Generation Action Finds a New Way to Bring Sex Ed to Students

Photos by: Breahna Crosslin | Contributing Photographer

By: Sydney McDonald | Managing Editor

Generation Action, the youth arm of Planned Parenthood at South, brought a new and exciting event to South on Tuesday, Oct. 1. Set up in the Student Center Ballroom, the group organized games, food, prizes, and a panel of experts to speak on sex education. 

The panel consisted of a medical student from California focusing on obstetrics and gynecology, a local sex shop worker, a Title IX representative from South, a student from Spectrum, and a body positivity advocate. 

No questions were off the table at this event. The panel spoke on many topics including the broken sex education system in America and all the effects that had on children growing up with little to no knowledge of sex education. 

The panel dove into the importance of understanding what sex is, consent, and how to understand your own body and sexuality, as well as the undying myth that teaching children and teens about sex will make them more likely to participate in sexual activities. 

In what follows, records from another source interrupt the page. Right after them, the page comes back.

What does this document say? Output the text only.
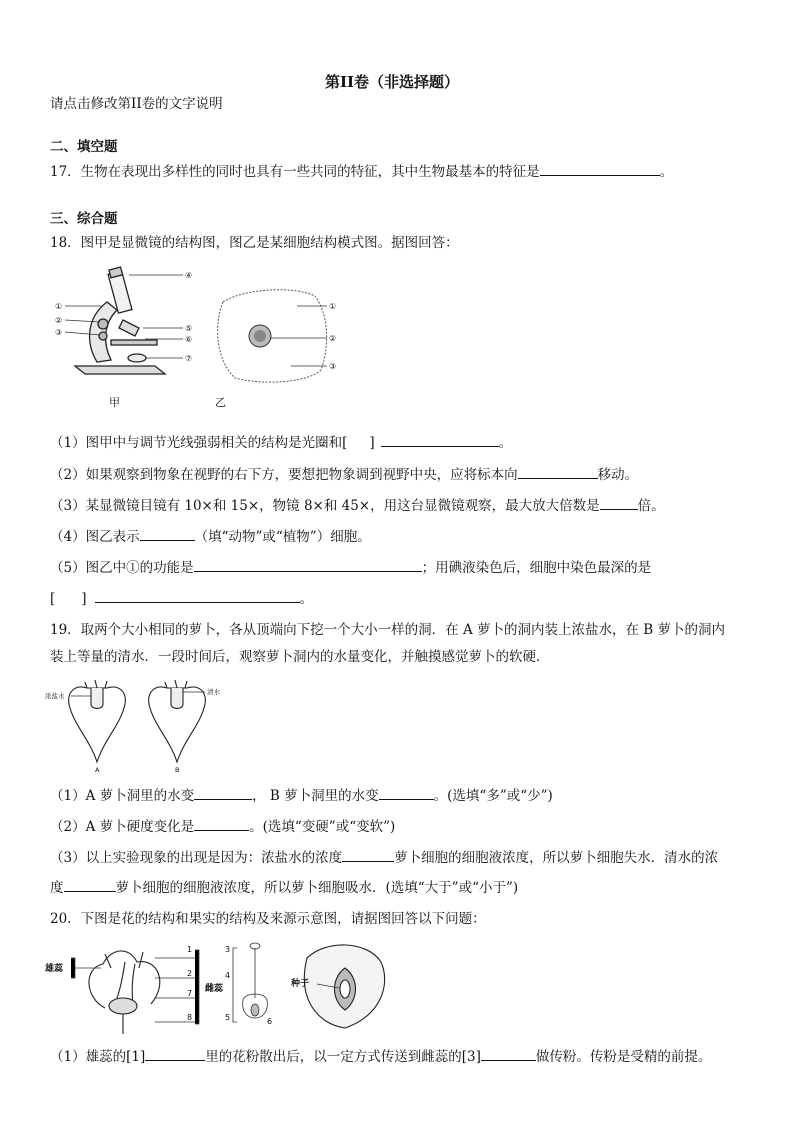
第II卷（非选择题）
请点击修改第II卷的文字说明
二、填空题
17．生物在表现出多样性的同时也具有一些共同的特征，其中生物最基本的特征是	。
三、综合题
18．图甲是显微镜的结构图，图乙是某细胞结构模式图。据图回答：
①
②
③
④
⑤
⑥
⑦
甲
①
②
③
乙
（1）图甲中与调节光线强弱相关的结构是光圈和[ ]	。
（2）如果观察到物象在视野的右下方，要想把物象调到视野中央，应将标本向	移动。
（3）某显微镜目镜有 10×和 15×，物镜 8×和 45×，用这台显微镜观察，最大放大倍数是	倍。
（4）图乙表示	（填“动物”或“植物”）细胞。
（5）图乙中①的功能是	；用碘液染色后，细胞中染色最深的是
[ ]	。
19．取两个大小相同的萝卜，各从顶端向下挖一个大小一样的洞．在 A 萝卜的洞内装上浓盐水，在 B 萝卜的洞内
装上等量的清水．一段时间后，观察萝卜洞内的水量变化，并触摸感觉萝卜的软硬．
浓盐水	清水
A	B
（1）A 萝卜洞里的水变	， B 萝卜洞里的水变	。(选填“多”或“少”)
（2）A 萝卜硬度变化是	。(选填“变硬”或“变软”)
（3）以上实验现象的出现是因为：浓盐水的浓度	萝卜细胞的细胞液浓度，所以萝卜细胞失水．清水的浓
度	萝卜细胞的细胞液浓度，所以萝卜细胞吸水．(选填“大于”或“小于”)
20．下图是花的结构和果实的结构及来源示意图，请据图回答以下问题：
雄蕊
1
2
7
8
雌蕊
3
4
5	6
种子
（1）雄蕊的[1]	里的花粉散出后，以一定方式传送到雌蕊的[3]	做传粉。传粉是受精的前提。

Co-Communications Chair of Generation Action, Breahna Crosslin worked with the rest of the group to help bring the event together. Crosslin is passionate about the movement to bring better sex ed to schools across the country.

“We want to promote inclusive and comprehensive sex education that a lot of people didn’t get in high school, like LGBT sex, and things that don’t have to do with abstinence-only. It’s more than trying to scare you into not having sex,” Crosslin said.

Generation Action provided multiple activities and prizes to help destigmatize commonly taboo subjects around female and male anatomy as well as sex toys. 

The moderator for the panel, student Cat Grizzle, spoke on how important the event is to college-aged students who are a part of the broken sex ed system. 

“I am a victim of unfinished sex education. I went to a private school in the South, so a lot I know about sex education is not accurate to what it’s like in real life,” Grizzle explained, “It has been interesting making that journey on my own, but now I’m involved with Generation Action and the last couple of months have been a whirlwind. It’s been really cool to be a part of it.”

An article on nursing.usc says that only 13 states in the US require sex ed to be “medically accurate,” meaning the school systems can stress things like abstinence more so than practicing safe sex, and use scare tactics. A chart included in the article shows that most of the states teach abstinence more than any other part of sex ed. 

Having a more inclusive and comprehensive sex education is more important than ever with sexuality and lifestyle choices being more prevalent in society, as well as the rising number of STDs and STIs in the US. It is crucial to teach the younger generations their options and the outcomes of those options, and how to navigate through those in today’s world.